Dahulu, ia adalah wanita intelektual terbaik, bahkan hingga kini dan masa depan nanti, takkan pernah ada yang dapat sebanding dengannya dalam hal keilmuan, dari kalangan wanita. Demikianlah Az-Zuhri melukiskan pada kita tentang betapa cerdasnya ibunda kita Aisyah radhiallahu ‘anha.
Tak hanya cerdas, ibunda Aisyah juga memiliki banyak keutamaan lainnya. Di antaranya, saat ada tuduhan keji dari sekelompok kaum munafik untuknya, Allah menurunkan wahyu untuk membersihkan namanya, Aisyah tak begitu, tegas ayat.
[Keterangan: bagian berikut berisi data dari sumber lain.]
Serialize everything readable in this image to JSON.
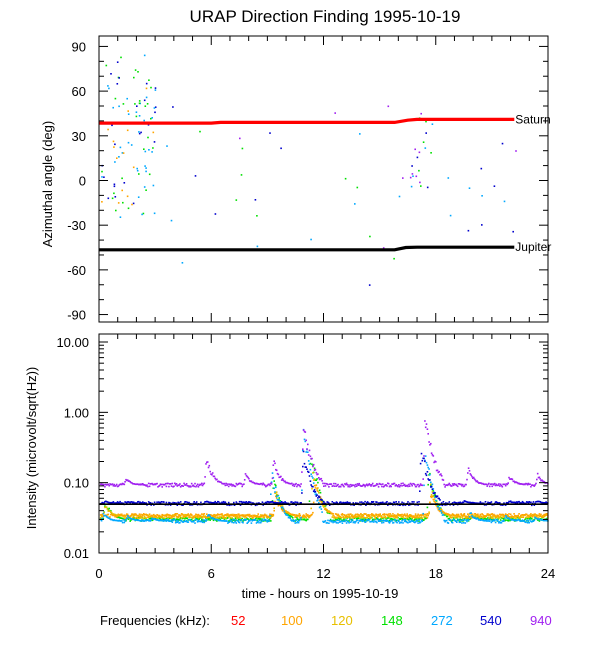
{
  "chart_data": [
    {
      "type": "scatter",
      "title": "URAP Direction Finding  1995-10-19",
      "ylabel": "Azimuthal angle (deg)",
      "ylim": [
        -95,
        97
      ],
      "yticks": [
        "90",
        "60",
        "30",
        "0",
        "-30",
        "-60",
        "-90"
      ],
      "ytick_values": [
        90,
        60,
        30,
        0,
        -30,
        -60,
        -90
      ],
      "xlim": [
        0,
        24
      ],
      "series": [
        {
          "name": "Saturn",
          "color": "#ff0000",
          "x": [
            0,
            2,
            4,
            6,
            6.5,
            8,
            10,
            12,
            14,
            15.8,
            16.5,
            17,
            18,
            20,
            22.2
          ],
          "y": [
            38.5,
            38.5,
            38.5,
            38.5,
            39,
            39,
            39,
            39,
            39,
            39,
            40.5,
            41,
            41,
            41,
            41
          ]
        },
        {
          "name": "Jupiter",
          "color": "#000000",
          "x": [
            0,
            2,
            4,
            6,
            8,
            10,
            12,
            14,
            15.8,
            16.4,
            17,
            18,
            20,
            22.2
          ],
          "y": [
            -46.5,
            -46.5,
            -46.5,
            -46.5,
            -46.5,
            -46.5,
            -46.5,
            -46.5,
            -46.5,
            -45,
            -44.8,
            -44.8,
            -44.8,
            -44.8
          ]
        }
      ],
      "labels": [
        "Saturn",
        "Jupiter"
      ]
    },
    {
      "type": "scatter",
      "ylabel": "Intensity (microvolt/sqrt(Hz))",
      "yscale": "log",
      "ylim": [
        0.01,
        13
      ],
      "yticks": [
        "10.00",
        "1.00",
        "0.10",
        "0.01"
      ],
      "ytick_values": [
        10,
        1,
        0.1,
        0.01
      ],
      "xlabel": "time - hours on 1995-10-19",
      "xlim": [
        0,
        24
      ],
      "xticks": [
        "0",
        "6",
        "12",
        "18",
        "24"
      ],
      "xtick_values": [
        0,
        6,
        12,
        18,
        24
      ],
      "series": [
        {
          "name": "940",
          "color": "#a020f0",
          "baseline": 0.095,
          "bursts": [
            [
              1.4,
              0.12
            ],
            [
              5.7,
              0.25
            ],
            [
              7.8,
              0.14
            ],
            [
              9.3,
              0.22
            ],
            [
              10.9,
              0.75
            ],
            [
              17.4,
              0.9
            ],
            [
              19.7,
              0.17
            ],
            [
              21.9,
              0.13
            ],
            [
              23.4,
              0.14
            ]
          ]
        },
        {
          "name": "540",
          "color": "#0000cd",
          "baseline": 0.052,
          "bursts": [
            [
              0.3,
              0.056
            ],
            [
              1.5,
              0.055
            ],
            [
              5.7,
              0.056
            ],
            [
              9.1,
              0.056
            ],
            [
              10.9,
              0.3
            ],
            [
              17.2,
              0.35
            ],
            [
              19.5,
              0.057
            ],
            [
              21.9,
              0.057
            ],
            [
              23.4,
              0.057
            ]
          ]
        },
        {
          "name": "272",
          "color": "#00a8ff",
          "baseline": 0.029,
          "bursts": [
            [
              0.2,
              0.038
            ],
            [
              1.5,
              0.036
            ],
            [
              2.8,
              0.033
            ],
            [
              5.8,
              0.038
            ],
            [
              9.2,
              0.16
            ],
            [
              10.9,
              0.6
            ],
            [
              17.4,
              0.3
            ],
            [
              19.8,
              0.04
            ],
            [
              21.7,
              0.035
            ],
            [
              23.3,
              0.034
            ]
          ]
        },
        {
          "name": "148",
          "color": "#00e000",
          "baseline": 0.031,
          "bursts": [
            [
              0.3,
              0.06
            ],
            [
              9.3,
              0.13
            ],
            [
              11.3,
              0.3
            ],
            [
              17.6,
              0.16
            ],
            [
              19.9,
              0.035
            ]
          ]
        },
        {
          "name": "120",
          "color": "#e8c000",
          "baseline": 0.034,
          "bursts": [
            [
              0.3,
              0.05
            ],
            [
              9.4,
              0.09
            ],
            [
              11.4,
              0.18
            ],
            [
              17.7,
              0.1
            ]
          ]
        },
        {
          "name": "100",
          "color": "#ffa500",
          "baseline": 0.035,
          "bursts": [
            [
              9.4,
              0.07
            ],
            [
              11.5,
              0.12
            ],
            [
              17.7,
              0.08
            ]
          ]
        },
        {
          "name": "52",
          "color": "#ff0000",
          "baseline": 0.045,
          "bursts": []
        }
      ]
    }
  ],
  "legend": {
    "label": "Frequencies (kHz):",
    "items": [
      {
        "text": "52",
        "color": "#ff0000"
      },
      {
        "text": "100",
        "color": "#ffa500"
      },
      {
        "text": "120",
        "color": "#e8c000"
      },
      {
        "text": "148",
        "color": "#00e000"
      },
      {
        "text": "272",
        "color": "#00a8ff"
      },
      {
        "text": "540",
        "color": "#0000cd"
      },
      {
        "text": "940",
        "color": "#a020f0"
      }
    ]
  }
}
Selain itu, ibunda Aisyah juga manusia yang paling dicintai oleh Nabi.
Jadi, keutamaan ibunda Aisyah datang dari banyak sisi dan sudah seharusnya hal tesebut diketahui, mulai dari keilmuannya, nasabnya, dan lainnya. Kisahnya juga komplet dan menceritakan banyak sisi, mulai dari keteguhan, kesungguhan, hingga keberanian. Jadi, tak hanya berisi soal romantisme kejar-kejarannya dengan Nabi saja.
Nama dan Nasabnya
Ia adalah Aisyah binti Abdullah bin Utsman bin Amir bin Amru bin Ka’ab bin Sa’ad bin Taim bin Murrah bin Ka’ab. Nasabnya dan Nabi Muhammad bertemu pada Murrah bin Ka’ab. Bagi yang tidak mengetahui, Abdullah adalah nama sebenarnya dari Abu Bakar dan Utsman adalah nama sebenarnya dari Abu Quhafah.
Adapun ibunya bernama Ummu Rumman binti Amir bin Uwaimar bin Abdi Syams bin Itab bin Adzinah bin Subai’ bin Dahman bin Haris bin Ghanam bin Malik bin Kinanah. Ummu Rumman adalah istri kedua dari Abu Bakar, darinya Abu Bakar memperoleh dua anak, yaitu Abdurrahman dan Aisyah.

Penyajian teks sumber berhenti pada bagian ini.